In an embodiment, a computer readable storage medium is provided, and a computer program is stored on the computer readable storage medium, where the computer program is executed by a processor to implement the AI-based emotion recognition method in the above embodiment, for example, an application environment schematic diagram of the AI-based emotion recognition method shown in fig. 1, or flowcharts of the AI-based emotion recognition method shown in fig. 2 to 4, which are not repeated herein. Or the computer program, when executed by the processor, implements the functions of the modules/units in the embodiment of the AI-based emotion recognition device, such as the AI-based emotion recognition function shown in fig. 5, which is not repeated here. The computer readable storage medium may be nonvolatile or may be volatile.

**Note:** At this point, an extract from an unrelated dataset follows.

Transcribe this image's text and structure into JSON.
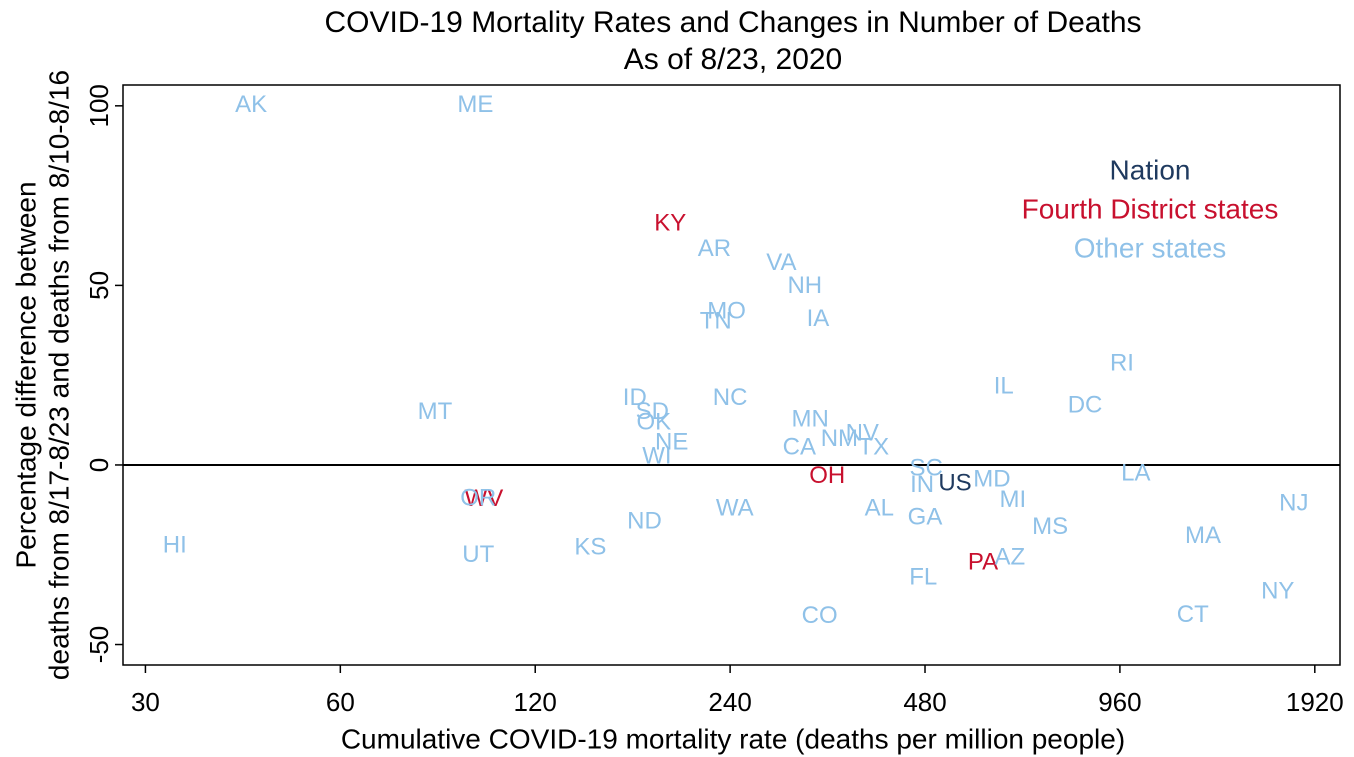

Those skilled in the art will appreciate that implementing all or part of the above described methods may be accomplished by way of a computer program stored on a non-transitory computer readable storage medium, which when executed, may comprise the steps of the embodiments of the methods described above. Any reference to memory, storage, database, or other medium used in embodiments provided herein may include non-volatile and/or volatile memory. The nonvolatile memory can include Read Only Memory (ROM), programmable ROM (PROM), electrically Programmable ROM (EPROM), electrically Erasable Programmable ROM (EEPROM), or flash memory. Volatile memory can include Random Access Memory (RAM) or external cache memory. By way of illustration and not limitation, RAM is available in a variety of forms such as Static RAM (SRAM), dynamic RAM (DRAM), synchronous DRAM (SDRAM), double Data Rate SDRAM (DDRSDRAM), enhanced SDRAM (ESDRAM), synchronous link (SYNCHLINK) DRAM (SLDRAM), memory bus (Rambus) direct RAM (RDRAM), direct memory bus dynamic RAM (DRDRAM), and memory bus dynamic RAM (RDRAM), among others.
It will be apparent to those skilled in the art that, for convenience and brevity of description, only the above-described division of the functional units and modules is illustrated, and in practical application, the above-described functional distribution may be performed by different functional units and modules according to needs, i.e. the internal structure of the apparatus is divided into different functional units or modules to perform all or part of the above-described functions.

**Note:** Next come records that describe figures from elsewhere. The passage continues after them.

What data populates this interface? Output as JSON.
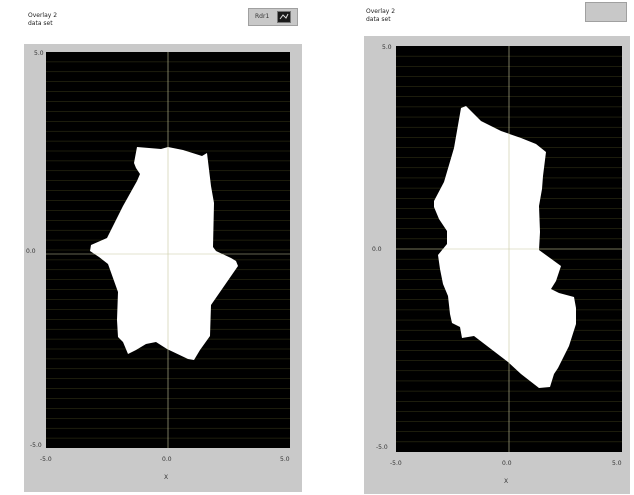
{
  "left_graph": {
    "title_line1": "Overlay 2",
    "title_line2": "data set",
    "button_label": "Rdr1",
    "y_tick_top": "5.0",
    "y_tick_mid": "0.0",
    "y_tick_bot": "-5.0",
    "x_tick_left": "-5.0",
    "x_tick_mid": "0.0",
    "x_tick_right": "5.0",
    "x_axis_label": "X"
  },
  "right_graph": {
    "title_line1": "Overlay 2",
    "title_line2": "data set",
    "y_tick_top": "5.0",
    "y_tick_mid": "0.0",
    "y_tick_bot": "-5.0",
    "x_tick_left": "-5.0",
    "x_tick_mid": "0.0",
    "x_tick_right": "5.0",
    "x_axis_label": "X"
  },
  "colors": {
    "plot_background": "#000000",
    "grid_lines": "#3a3a1a",
    "shape_fill": "#ffffff",
    "frame": "#c9c9c9"
  }
}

The foregoing embodiments are merely illustrative of the technical solutions of the present invention, and not restrictive, and although the present invention has been described in detail with reference to the foregoing embodiments, it should be understood by those skilled in the art that modifications may still be made to the technical solutions described in the foregoing embodiments or equivalent substitutions of some technical features thereof, and that such modifications or substitutions do not depart from the spirit and scope of the technical solutions of the embodiments of the present invention.